Intel shares jumped more than 10% on the day and are now up past 240% for the year. The US government is on the register too, after taking a stake back in August.
When Washington starts buying into chipmakers directly, the onshoring push has real teeth.
There are indicators everywhere that the big money is piling into chips, and it shows no sign of slowing.
Qualcomm (NASDAQ: QCOM), one of the biggest names in mobile silicon, is reportedly circling an AI silicon startup for between US$8 and US$10 billion. That's the going rate now for a genuine edge in AI.
We’re not going to pretend the local tiddlers are about to land Apple contracts.

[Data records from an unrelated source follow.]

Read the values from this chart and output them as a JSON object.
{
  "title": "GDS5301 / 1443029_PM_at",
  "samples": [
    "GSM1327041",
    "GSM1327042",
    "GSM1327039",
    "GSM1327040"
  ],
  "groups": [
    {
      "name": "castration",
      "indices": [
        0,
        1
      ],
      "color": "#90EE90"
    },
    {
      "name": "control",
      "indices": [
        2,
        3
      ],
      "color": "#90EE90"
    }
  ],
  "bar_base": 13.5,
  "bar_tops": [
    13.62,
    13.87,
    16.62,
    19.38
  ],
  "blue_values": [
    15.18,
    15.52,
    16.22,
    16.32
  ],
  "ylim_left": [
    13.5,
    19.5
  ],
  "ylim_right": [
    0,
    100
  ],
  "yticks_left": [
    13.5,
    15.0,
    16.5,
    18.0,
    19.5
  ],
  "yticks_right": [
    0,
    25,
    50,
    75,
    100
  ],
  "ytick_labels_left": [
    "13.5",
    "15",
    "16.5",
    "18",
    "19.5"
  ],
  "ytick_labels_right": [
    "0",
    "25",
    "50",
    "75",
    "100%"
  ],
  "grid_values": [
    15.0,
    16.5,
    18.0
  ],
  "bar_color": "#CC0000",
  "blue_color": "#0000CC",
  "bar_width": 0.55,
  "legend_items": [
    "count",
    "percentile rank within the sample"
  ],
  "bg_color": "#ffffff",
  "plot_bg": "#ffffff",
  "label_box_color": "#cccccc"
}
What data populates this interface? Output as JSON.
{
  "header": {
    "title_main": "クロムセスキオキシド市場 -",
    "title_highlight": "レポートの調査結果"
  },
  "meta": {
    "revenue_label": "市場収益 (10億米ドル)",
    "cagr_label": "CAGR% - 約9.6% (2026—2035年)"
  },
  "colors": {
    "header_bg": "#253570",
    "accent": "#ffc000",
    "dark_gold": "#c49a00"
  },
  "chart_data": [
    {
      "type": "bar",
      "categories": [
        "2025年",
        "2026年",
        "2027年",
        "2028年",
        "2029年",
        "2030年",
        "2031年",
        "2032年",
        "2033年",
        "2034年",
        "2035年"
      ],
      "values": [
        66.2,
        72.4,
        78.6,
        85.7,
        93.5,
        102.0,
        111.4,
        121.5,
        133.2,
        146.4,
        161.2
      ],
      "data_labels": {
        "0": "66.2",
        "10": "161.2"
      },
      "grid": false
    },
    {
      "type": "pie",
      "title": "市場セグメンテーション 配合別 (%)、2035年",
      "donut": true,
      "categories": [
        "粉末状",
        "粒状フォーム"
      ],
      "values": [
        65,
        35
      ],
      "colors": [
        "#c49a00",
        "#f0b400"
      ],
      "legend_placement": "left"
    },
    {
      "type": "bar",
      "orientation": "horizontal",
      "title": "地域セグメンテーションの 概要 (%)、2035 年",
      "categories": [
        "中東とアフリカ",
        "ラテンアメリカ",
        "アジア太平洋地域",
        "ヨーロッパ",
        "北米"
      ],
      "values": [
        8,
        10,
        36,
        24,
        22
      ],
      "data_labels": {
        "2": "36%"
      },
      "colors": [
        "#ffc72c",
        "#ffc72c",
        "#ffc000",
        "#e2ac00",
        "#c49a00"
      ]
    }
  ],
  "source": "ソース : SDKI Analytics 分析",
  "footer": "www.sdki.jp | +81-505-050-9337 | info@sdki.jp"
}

But when the largest companies and governments on the planet are paying up for chips and racing to onshore supply, the ASX small-caps with exposure to that supply chain tend to catch the slipstream. That’s the corner of the market we’re watching closely.
The Week Ahead
We’re into the last full trading week of the financial year, which usually means thin volumes and not much news. June tends to be a soft month anyway, as people crystallise losses and buying dries up while portfolios get a once-over to setup for the second half.
So we’re not expecting much. Maybe a drilling update or two, but nothing major across the portfolio. If commodities take a breather and nothing flares up in the Middle East or the drone and tech space, we’d be happy enough heading into July.
Our eyes will be locked on the Socceroos on Friday. A win or a draw against Paraguay sends Australia through to the Round of 32 in second place, and even a loss leaves the door open as one of the best third-placed teams.